All of this begs the question of why, if it was so risky, did people elect to visit surgeons at all? Why did some surgeons, especially into the eighteenth century, gain prominence and even fame if they stood a fair chance of killing their patients? Surely people would not have given such people the time of day if it were proved that they responsible for the deaths of far more people than they saved?

The answer is that people simply had a different expectation of what medicine and surgery could do for them. This was a world of sickness in which the patient, while by no means powerless, relied on an array of defences to support them in their fight to return to health. These included domestic medicine, family and friends, books – if they were literate, and also medical practitioners. Rather than one consultation with one general practitioner, as today, people commonly consulted many healers until they found one they were happy with. They might combine treatments and seek the opinions of several, whilst still falling back on their own tried and trusted remedies.

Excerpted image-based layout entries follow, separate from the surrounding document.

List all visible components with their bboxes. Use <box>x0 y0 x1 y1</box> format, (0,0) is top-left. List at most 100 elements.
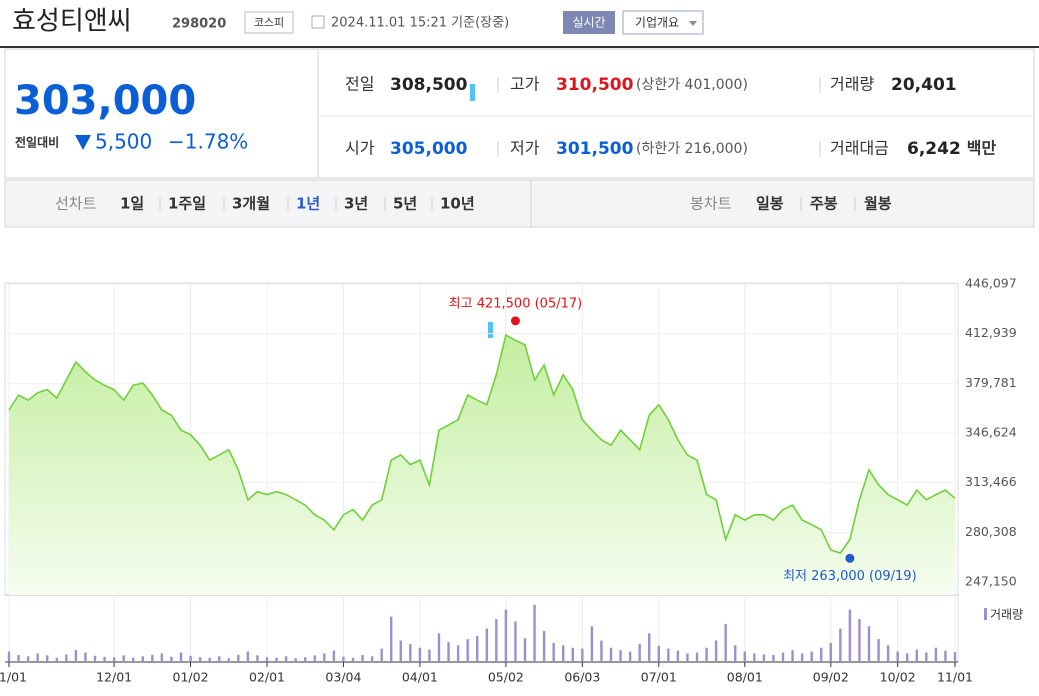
annotation: 최저 263,000 (09/19) <box>783 569 917 584</box>
volume-bar <box>906 653 909 662</box>
y-tick-label: 313,466 <box>965 474 1017 489</box>
volume-bar <box>466 639 469 662</box>
y-tick-label: 247,150 <box>965 573 1017 588</box>
volume-bar <box>246 651 250 662</box>
volume-bar <box>409 643 412 662</box>
y-tick-label: 346,624 <box>965 424 1017 439</box>
period-tab[interactable]: 10년 <box>440 195 475 213</box>
volume-bar <box>628 651 632 662</box>
volume-bar <box>571 647 574 662</box>
stat-value: 6,242 <box>907 139 961 159</box>
volume-bar <box>504 609 508 662</box>
y-tick-label: 412,939 <box>965 325 1017 340</box>
x-tick-label: 05/02 <box>488 670 524 685</box>
volume-bar <box>705 647 708 662</box>
period-tab[interactable]: 1주일 <box>168 195 206 213</box>
period-tab[interactable]: 1일 <box>120 195 144 213</box>
volume-bar <box>562 645 565 662</box>
marker-bar <box>488 322 493 338</box>
volume-bar <box>829 642 832 662</box>
volume-bar <box>753 653 756 662</box>
candle-tab[interactable]: 월봉 <box>864 195 892 213</box>
company-label[interactable]: 기업개요 <box>635 16 679 30</box>
y-tick-label: 280,308 <box>965 524 1017 539</box>
stat-value: 310,500 <box>556 75 634 95</box>
volume-bar <box>198 657 202 662</box>
volume-bar <box>514 621 517 662</box>
x-tick-label: 06/03 <box>564 670 600 685</box>
volume-bar <box>609 647 613 662</box>
volume-bar <box>800 653 804 662</box>
period-tab[interactable]: 1년 <box>296 195 320 213</box>
volume-bar <box>370 656 374 662</box>
y-tick-label: 446,097 <box>965 276 1017 291</box>
volume-bar <box>141 656 144 662</box>
stat-note: (상한가 401,000) <box>636 77 748 93</box>
period-tab[interactable]: 3년 <box>344 195 368 213</box>
volume-bar <box>552 642 555 662</box>
volume-bar <box>208 657 211 662</box>
volume-bar <box>74 650 78 662</box>
dropdown-arrow <box>689 21 697 26</box>
tab-group-label: 봉차트 <box>690 195 732 213</box>
volume-bar <box>762 654 766 662</box>
volume-bar <box>915 649 918 662</box>
volume-bar <box>896 651 899 662</box>
volume-bar <box>877 639 880 662</box>
volume-bar <box>265 657 269 662</box>
x-tick-label: 12/01 <box>96 670 132 685</box>
volume-bar <box>734 645 737 662</box>
realtime-label[interactable]: 실시간 <box>572 16 605 30</box>
volume-bar <box>925 652 928 662</box>
volume-bar <box>542 631 546 662</box>
down-arrow <box>75 135 91 150</box>
volume-bar <box>313 655 316 662</box>
x-tick-label: 09/02 <box>813 670 849 685</box>
volume-bar <box>581 648 584 662</box>
volume-bar <box>886 645 890 662</box>
volume-bar <box>26 656 30 662</box>
realtime-button[interactable] <box>563 11 615 34</box>
volume-bar <box>122 655 125 662</box>
volume-bar <box>93 655 97 662</box>
stat-label: 시가 <box>345 139 375 158</box>
volume-bar <box>380 648 383 662</box>
candle-tab[interactable]: 주봉 <box>810 195 838 213</box>
stat-value: 301,500 <box>556 139 634 159</box>
volume-bar <box>103 656 106 662</box>
volume-bar <box>304 657 307 662</box>
candle-tab[interactable]: 일봉 <box>756 195 784 213</box>
volume-bar <box>437 633 441 662</box>
volume-bar <box>495 619 498 662</box>
volume-bar <box>456 645 460 662</box>
stat-label: 저가 <box>510 139 540 158</box>
period-tab[interactable]: 3개월 <box>232 195 270 213</box>
stat-unit: 백만 <box>967 139 997 158</box>
volume-bar <box>867 626 871 662</box>
volume-bar <box>523 638 527 662</box>
stat-label: 고가 <box>510 75 540 94</box>
volume-bar <box>839 628 842 662</box>
volume-bar <box>858 619 861 662</box>
volume-bar <box>953 652 957 662</box>
price-box <box>4 48 319 179</box>
volume-bar <box>361 654 364 662</box>
stat-value: 308,500 <box>390 75 468 95</box>
period-tab[interactable]: 5년 <box>393 195 417 213</box>
volume-bar <box>218 656 221 662</box>
stock-code: 298020 <box>172 17 226 32</box>
volume-bar <box>7 651 11 662</box>
volume-bar <box>170 656 173 662</box>
stat-value: 305,000 <box>390 139 468 159</box>
volume-bar <box>132 657 135 662</box>
legend-label: 거래량 <box>990 608 1023 622</box>
stat-label: 거래대금 <box>830 139 889 158</box>
volume-bar <box>284 656 288 662</box>
volume-bar <box>17 654 20 662</box>
x-tick-label: 08/01 <box>727 670 763 685</box>
y-tick-label: 379,781 <box>965 375 1017 390</box>
company-button[interactable] <box>622 10 704 35</box>
market-badge <box>244 11 294 34</box>
volume-bar <box>934 647 938 662</box>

But did they expect practitioners to heal them? They certainly hoped that they would, but also understood that they might not. Let’s imagine for a moment that an early-modern person learned that the mortality rate amongst the patients of their prospective surgeon were in excess of 70% A surgeon with those sorts of rates in today’s league tables might well not last long on the register. But a seventeenth-century person might well view things a bit differently. Whilst acknowledging the potential danger, they could well view this as a risk worth taking – as a last-ditch effort to make them well again.

This explains why people went to doctors at all, and brings us back to reputation. If a practitioner had healed at least some people then they were potentially worth visiting. The fact that many people died under their ‘care’ was not necessarily viewed as their fault; it was an artefact of living in what everyone acknowledged were dangerous times for the sick. Therefore, doctors who had had at even some success were a potential lifeline. More than this, they could be held up as figures of approbation, despite what might be seen as a good record of not curing! What they did, however, was offered some degree of hope where otherwise there might be none. In that case, half a loaf was better than none.

Performance, even today, relies on much more than bare statistics. The reputation of practitioners is still important; we would all ideally want to see the ‘best’ specialist or the most eminent surgeon. It is worth considering how statistics can only tell part of the story though, and the ways in which our perceptions of reputation have shifted over time.